Hours after India coach India, Khalid Jamil conducted a training session with Jamshedpur FC. It may be the last session Jamil conducts at the Indian Super League (ISL) club he joined on December 31, 2023. In between, from then till Friday, Jamil had seen Jamshedpur FC being fined three points for fielding an extra foreign player and reaching the ISL semi-final and the Super Cup final.
Backing from Former Teammates and Coaches
It was the last two in 2024-25 that made Jamil’s former coach and teammates rally behind him as the first Indian to be in charge of the national team since Savio Medeira in 2012. The role fell vacant when Spaniard Manolo Marquez resigned as head coach after 11 months.

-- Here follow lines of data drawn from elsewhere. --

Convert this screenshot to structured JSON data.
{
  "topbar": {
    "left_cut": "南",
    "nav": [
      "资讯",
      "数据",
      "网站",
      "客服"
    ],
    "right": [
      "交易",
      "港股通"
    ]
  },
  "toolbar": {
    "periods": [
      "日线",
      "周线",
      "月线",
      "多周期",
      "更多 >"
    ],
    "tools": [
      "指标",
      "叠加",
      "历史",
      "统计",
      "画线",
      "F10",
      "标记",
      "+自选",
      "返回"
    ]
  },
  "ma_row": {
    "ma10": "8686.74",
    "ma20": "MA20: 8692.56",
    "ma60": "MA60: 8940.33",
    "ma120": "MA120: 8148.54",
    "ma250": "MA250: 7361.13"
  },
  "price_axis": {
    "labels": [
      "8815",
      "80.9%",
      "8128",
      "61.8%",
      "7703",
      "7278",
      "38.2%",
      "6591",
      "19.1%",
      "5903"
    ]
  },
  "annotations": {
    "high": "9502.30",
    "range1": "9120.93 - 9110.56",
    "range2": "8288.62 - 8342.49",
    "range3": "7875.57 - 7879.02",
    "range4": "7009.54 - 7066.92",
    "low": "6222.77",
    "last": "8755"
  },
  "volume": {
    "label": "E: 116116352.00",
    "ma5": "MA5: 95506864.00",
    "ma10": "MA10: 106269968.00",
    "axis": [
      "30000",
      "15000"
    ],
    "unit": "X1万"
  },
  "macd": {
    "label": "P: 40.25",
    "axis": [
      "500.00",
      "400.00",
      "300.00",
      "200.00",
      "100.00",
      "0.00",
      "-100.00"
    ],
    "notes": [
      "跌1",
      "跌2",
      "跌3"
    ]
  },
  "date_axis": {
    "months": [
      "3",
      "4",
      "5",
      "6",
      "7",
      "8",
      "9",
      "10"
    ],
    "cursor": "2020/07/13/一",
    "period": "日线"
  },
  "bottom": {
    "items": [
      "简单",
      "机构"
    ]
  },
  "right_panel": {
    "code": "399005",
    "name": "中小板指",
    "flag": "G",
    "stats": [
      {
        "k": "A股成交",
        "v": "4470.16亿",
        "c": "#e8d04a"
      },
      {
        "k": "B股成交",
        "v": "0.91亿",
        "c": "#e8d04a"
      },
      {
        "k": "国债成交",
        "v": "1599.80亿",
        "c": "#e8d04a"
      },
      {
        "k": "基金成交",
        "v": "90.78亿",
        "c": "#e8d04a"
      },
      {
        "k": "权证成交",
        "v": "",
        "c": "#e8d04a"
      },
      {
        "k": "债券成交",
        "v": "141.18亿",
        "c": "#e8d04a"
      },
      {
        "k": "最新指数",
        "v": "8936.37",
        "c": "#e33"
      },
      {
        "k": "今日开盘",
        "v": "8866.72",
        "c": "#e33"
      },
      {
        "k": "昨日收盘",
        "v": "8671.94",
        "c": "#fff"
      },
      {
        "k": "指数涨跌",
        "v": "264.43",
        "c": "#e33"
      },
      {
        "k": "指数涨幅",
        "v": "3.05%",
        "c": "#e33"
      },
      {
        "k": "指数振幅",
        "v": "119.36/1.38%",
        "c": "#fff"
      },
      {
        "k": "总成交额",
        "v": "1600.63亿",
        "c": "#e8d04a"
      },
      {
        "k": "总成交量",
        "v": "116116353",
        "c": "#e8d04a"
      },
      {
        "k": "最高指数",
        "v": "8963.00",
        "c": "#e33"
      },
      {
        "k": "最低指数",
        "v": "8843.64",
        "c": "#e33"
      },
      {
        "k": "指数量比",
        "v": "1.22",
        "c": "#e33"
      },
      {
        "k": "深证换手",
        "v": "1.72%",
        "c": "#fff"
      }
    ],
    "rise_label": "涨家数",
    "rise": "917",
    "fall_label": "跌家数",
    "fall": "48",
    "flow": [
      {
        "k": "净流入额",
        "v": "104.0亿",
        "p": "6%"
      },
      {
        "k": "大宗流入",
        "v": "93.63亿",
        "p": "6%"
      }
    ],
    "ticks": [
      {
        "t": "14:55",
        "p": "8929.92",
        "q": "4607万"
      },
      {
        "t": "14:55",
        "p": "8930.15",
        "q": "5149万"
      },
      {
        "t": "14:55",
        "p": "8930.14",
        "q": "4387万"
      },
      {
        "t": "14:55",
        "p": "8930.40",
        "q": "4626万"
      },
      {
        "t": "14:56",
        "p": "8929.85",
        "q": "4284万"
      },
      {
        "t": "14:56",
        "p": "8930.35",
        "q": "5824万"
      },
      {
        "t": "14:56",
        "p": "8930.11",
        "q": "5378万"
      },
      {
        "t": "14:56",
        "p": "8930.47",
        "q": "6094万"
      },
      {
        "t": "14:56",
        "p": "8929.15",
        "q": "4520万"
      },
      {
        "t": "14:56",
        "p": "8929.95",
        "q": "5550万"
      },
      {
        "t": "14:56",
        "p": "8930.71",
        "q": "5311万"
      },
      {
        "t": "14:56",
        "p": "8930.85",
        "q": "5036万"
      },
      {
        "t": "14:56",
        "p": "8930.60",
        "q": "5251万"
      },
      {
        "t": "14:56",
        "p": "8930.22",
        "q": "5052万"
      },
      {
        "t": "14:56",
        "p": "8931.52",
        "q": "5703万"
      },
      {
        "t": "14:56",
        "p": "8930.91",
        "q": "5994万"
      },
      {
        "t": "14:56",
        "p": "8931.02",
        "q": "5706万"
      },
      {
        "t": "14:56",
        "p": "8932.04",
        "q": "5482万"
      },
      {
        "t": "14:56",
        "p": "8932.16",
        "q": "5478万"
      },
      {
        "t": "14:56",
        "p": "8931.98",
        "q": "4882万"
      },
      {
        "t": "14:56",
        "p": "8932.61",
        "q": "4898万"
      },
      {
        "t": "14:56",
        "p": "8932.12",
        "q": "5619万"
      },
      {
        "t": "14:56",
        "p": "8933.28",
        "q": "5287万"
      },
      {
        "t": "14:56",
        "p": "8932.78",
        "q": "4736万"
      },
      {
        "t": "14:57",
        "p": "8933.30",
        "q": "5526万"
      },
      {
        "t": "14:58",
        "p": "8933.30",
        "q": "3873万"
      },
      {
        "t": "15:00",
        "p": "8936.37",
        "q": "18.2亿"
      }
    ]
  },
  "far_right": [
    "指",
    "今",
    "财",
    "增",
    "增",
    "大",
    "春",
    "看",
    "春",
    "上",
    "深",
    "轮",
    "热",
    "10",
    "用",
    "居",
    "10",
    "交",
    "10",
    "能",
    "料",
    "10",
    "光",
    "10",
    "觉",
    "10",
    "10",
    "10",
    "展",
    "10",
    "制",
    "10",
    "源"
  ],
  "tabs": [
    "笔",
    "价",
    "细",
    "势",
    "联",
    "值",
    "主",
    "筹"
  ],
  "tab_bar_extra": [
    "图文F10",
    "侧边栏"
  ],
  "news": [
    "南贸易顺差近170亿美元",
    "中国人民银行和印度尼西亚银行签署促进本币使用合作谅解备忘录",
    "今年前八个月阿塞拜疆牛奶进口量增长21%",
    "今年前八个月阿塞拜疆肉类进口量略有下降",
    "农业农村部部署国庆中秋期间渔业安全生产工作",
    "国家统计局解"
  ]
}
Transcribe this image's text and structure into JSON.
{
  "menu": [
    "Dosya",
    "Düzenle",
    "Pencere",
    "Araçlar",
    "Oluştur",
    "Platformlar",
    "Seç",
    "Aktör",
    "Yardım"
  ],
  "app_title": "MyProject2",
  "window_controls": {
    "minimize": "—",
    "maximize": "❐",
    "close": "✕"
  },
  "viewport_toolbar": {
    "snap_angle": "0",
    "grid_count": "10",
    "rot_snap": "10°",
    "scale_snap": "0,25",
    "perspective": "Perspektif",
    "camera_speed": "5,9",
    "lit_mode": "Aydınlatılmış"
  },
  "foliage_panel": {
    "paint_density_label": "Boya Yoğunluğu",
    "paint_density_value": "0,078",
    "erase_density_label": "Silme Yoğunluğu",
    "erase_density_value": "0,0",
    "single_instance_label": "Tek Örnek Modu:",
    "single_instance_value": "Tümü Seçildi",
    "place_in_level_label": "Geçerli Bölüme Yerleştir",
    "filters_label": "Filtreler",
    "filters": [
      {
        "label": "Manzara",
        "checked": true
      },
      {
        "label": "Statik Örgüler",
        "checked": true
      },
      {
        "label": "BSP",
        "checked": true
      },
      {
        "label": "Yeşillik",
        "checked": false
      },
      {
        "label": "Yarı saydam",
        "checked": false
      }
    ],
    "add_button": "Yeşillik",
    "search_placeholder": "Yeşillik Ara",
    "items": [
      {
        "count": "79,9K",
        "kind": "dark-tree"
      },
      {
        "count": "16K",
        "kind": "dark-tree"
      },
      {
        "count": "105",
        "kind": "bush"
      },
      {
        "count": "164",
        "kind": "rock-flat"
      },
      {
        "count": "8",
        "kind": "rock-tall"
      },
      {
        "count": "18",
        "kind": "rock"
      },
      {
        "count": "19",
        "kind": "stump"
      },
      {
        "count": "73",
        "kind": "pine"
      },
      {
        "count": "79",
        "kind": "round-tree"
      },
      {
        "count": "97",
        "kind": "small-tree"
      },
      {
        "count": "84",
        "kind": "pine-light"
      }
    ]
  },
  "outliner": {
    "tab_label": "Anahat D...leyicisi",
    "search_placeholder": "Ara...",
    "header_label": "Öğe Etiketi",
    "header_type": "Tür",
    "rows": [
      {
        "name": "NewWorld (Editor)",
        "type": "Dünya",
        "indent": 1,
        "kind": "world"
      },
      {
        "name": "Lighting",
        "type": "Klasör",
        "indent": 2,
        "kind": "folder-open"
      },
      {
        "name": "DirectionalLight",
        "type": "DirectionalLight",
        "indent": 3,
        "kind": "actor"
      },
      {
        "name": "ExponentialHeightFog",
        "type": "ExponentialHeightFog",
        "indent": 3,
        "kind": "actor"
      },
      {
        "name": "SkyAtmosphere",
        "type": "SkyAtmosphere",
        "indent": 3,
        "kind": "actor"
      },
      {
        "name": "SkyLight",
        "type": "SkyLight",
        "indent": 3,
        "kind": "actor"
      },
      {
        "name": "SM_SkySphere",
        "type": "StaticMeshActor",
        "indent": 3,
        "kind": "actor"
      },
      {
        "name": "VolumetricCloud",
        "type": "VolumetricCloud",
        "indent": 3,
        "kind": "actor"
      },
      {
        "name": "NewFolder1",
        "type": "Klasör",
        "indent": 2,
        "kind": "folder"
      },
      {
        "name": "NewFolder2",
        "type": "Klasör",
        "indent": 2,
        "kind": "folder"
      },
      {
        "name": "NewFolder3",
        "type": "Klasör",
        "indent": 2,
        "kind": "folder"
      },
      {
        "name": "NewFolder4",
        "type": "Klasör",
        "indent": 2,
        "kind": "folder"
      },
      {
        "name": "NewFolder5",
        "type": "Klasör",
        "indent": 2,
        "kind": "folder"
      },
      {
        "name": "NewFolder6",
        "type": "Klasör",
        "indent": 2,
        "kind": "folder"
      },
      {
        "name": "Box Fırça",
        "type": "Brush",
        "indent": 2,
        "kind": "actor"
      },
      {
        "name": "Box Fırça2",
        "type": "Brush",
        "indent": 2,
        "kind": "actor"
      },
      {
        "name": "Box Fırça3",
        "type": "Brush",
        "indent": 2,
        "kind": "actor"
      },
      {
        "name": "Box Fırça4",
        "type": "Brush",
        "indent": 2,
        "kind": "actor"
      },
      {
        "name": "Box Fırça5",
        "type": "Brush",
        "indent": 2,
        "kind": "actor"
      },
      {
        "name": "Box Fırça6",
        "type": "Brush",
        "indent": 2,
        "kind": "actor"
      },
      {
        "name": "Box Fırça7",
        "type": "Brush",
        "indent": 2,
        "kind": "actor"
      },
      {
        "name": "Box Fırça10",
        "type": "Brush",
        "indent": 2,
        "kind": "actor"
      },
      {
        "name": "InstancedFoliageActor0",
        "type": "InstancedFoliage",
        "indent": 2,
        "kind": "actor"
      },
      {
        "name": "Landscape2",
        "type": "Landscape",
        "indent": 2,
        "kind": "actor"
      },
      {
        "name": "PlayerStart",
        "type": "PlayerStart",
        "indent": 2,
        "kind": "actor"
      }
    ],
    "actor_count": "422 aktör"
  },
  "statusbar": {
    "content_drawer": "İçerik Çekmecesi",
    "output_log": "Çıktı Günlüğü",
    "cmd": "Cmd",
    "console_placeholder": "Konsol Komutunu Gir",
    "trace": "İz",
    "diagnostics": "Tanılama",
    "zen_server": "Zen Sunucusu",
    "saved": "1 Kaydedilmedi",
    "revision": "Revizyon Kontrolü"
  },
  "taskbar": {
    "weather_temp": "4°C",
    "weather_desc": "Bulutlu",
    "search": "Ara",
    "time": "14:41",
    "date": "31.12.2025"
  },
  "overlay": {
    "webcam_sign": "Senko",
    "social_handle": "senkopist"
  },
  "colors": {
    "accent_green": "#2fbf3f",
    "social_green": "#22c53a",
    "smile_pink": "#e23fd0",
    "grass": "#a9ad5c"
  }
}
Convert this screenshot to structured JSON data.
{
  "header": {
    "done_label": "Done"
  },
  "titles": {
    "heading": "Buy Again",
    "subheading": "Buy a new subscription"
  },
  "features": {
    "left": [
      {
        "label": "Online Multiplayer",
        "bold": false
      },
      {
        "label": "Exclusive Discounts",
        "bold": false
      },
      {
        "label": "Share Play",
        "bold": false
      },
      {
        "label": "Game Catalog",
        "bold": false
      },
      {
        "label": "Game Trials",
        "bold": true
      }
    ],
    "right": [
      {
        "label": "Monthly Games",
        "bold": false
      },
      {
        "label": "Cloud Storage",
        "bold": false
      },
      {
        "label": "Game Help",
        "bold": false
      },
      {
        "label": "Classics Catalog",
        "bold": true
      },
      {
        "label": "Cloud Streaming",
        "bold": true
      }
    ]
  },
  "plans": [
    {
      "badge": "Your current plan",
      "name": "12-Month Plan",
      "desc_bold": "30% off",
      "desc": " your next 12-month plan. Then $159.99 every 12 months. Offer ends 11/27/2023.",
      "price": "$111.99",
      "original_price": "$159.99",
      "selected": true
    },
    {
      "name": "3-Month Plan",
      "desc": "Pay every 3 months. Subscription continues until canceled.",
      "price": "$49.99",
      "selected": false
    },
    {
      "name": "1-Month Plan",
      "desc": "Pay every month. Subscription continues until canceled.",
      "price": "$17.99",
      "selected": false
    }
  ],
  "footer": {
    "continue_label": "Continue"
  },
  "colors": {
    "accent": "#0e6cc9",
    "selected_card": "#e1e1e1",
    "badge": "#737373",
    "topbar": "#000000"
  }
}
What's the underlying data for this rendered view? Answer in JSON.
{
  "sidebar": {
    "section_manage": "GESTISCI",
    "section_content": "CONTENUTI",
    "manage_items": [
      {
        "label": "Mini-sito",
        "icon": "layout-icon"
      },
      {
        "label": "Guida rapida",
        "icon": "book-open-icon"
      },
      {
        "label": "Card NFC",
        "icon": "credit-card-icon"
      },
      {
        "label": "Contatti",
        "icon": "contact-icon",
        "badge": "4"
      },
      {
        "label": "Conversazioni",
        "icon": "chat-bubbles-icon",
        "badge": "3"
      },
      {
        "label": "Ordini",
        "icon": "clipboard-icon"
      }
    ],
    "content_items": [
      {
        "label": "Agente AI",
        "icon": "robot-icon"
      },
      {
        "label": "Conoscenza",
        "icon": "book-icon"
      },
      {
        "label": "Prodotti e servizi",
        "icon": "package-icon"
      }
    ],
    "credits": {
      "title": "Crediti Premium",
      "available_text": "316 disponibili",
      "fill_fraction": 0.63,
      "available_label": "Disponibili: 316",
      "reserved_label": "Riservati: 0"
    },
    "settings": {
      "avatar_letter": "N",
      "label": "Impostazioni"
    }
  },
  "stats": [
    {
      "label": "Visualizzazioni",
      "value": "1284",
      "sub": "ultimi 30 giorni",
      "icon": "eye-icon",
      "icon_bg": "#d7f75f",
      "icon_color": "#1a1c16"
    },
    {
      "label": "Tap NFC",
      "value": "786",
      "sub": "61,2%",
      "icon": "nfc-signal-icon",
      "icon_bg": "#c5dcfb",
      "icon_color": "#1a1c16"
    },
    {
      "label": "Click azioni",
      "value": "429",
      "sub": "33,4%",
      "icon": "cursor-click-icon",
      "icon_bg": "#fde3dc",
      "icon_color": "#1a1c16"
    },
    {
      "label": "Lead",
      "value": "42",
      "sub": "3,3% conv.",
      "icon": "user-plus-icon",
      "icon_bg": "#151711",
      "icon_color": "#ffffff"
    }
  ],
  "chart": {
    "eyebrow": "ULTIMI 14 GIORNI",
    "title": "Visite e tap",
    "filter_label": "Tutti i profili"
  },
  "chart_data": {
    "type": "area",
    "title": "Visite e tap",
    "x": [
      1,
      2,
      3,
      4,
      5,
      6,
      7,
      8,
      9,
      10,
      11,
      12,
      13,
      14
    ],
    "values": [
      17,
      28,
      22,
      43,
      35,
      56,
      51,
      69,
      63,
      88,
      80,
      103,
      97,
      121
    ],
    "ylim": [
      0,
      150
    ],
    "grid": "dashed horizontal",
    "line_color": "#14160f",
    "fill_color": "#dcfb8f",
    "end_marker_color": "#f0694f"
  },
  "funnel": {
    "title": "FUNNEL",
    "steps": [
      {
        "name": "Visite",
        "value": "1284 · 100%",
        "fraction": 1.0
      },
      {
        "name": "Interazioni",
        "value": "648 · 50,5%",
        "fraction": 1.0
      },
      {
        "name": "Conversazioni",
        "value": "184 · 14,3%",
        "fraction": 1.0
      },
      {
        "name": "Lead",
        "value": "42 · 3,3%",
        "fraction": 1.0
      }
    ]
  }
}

IM Vijayan, who heads the All India Football Federation’s technical committee, supported his former Indian midfielder teammate, who twice running was AIFF coach of the year in a poll, as did Bimal Ghosh under whom Jamil had developed into a utility midfielder. At the AIFF executive committee virtual meeting on Friday, they also received backing from Armando Colaco and Shabbir Ali, the former India captain and a member of the technical committee and executive committee.
Executive Committee Leans Towards Jamil
According to the people who attended the meeting, Ghosh mentioned only Jamil’s name and Colaco stated he would be his first choice followed by Stephen Constantine. Awarded erstwhile coaches both, Colaco and Ghosh are also AIFF president Kalyan Chaubey’s advisors. Members also discussed Jamil’s inexperience at the international level and in handling a team that has the best of Indian players but Colaco and Ali, according to the AIFF media statement, said he must be given an opportunity.
There was also support for Constantine with one member drawing attention to how he had provided an uninterrupted tenure following Sukhwinder Singh in 2002 and another AIFF official opining since the new coach would not have time to acclimatize, the Anglo-Cypriot was his preference. Stefan Tarkovic, the remaining coach in the three-member shortlist, was hardly mentioned.
Contract Terms Under Discussion
Chaubey told PTI that Jamil has asked for a three-year term. An executive committee member suggested that the new coach be given a one-year contract, in line with the term remaining for the members, with a scope for extension, according to an official in the meeting. “It will be a long-term tenure, may be two or three years, and performance-based,” Chaubey has said. “The details will be firmed up by AIFF in consultation with Jamil,” said a federation official.
Also holding out for details are Jamil’s existing employers. Jamshedpur FC face 1 Ladakh in Durand Cup on August 8 and the quarter-final on August 16 or 17. But if Jamil wishes to begin preparation for the CAFA Nations Cup, from which India open on August 29 against Tajikistan, he might have to be released a bit earlier, or the club might ask AIFF to permit him to handle club and country in the short run.
Support Staff and Salary Demands
According to AIFF officials present at the meeting, Jamil has demanded a support staff of six of whom the majority could be from Jamshedpur FC. Jamil’s remuneration would be in the region of ₹1.2 crore per year, as per an official who attended the meeting. Constantine and Tarkovic had demanded $240,000 ( ₹20.9 crore approximately) after tax per year, the official added. As they cannot talk to the media on this, the officials named in this report requested anonymity.
A football fanatic with the gift of resurrecting players’ careers and making clubs punch above their weight, Jamil’s greatest challenge will be to get India, who have fallen to 133 in the FIFA rankings, into the 2027 Asian Cup. A first-ever hattrick of successful qualifying campaigns is, according to India’s talismanic striker Sunil Chhetri, the bare minimum. At the foot of the four-team group after a draw and a loss, India will be hosting Singapore next home and away in October.
Jamil’s sides are renowned for defensive solidity but occasionally breached in attempting to take the game to the opposition. Six of Jamshedpur’s 10 losses in 2024-25 ISL were against sides that ended beneath them. India are the top-ranked side in group C of the Asian Cup qualifiers and that might mean Jamil having to figure out a way against a strategy he is renowned for using.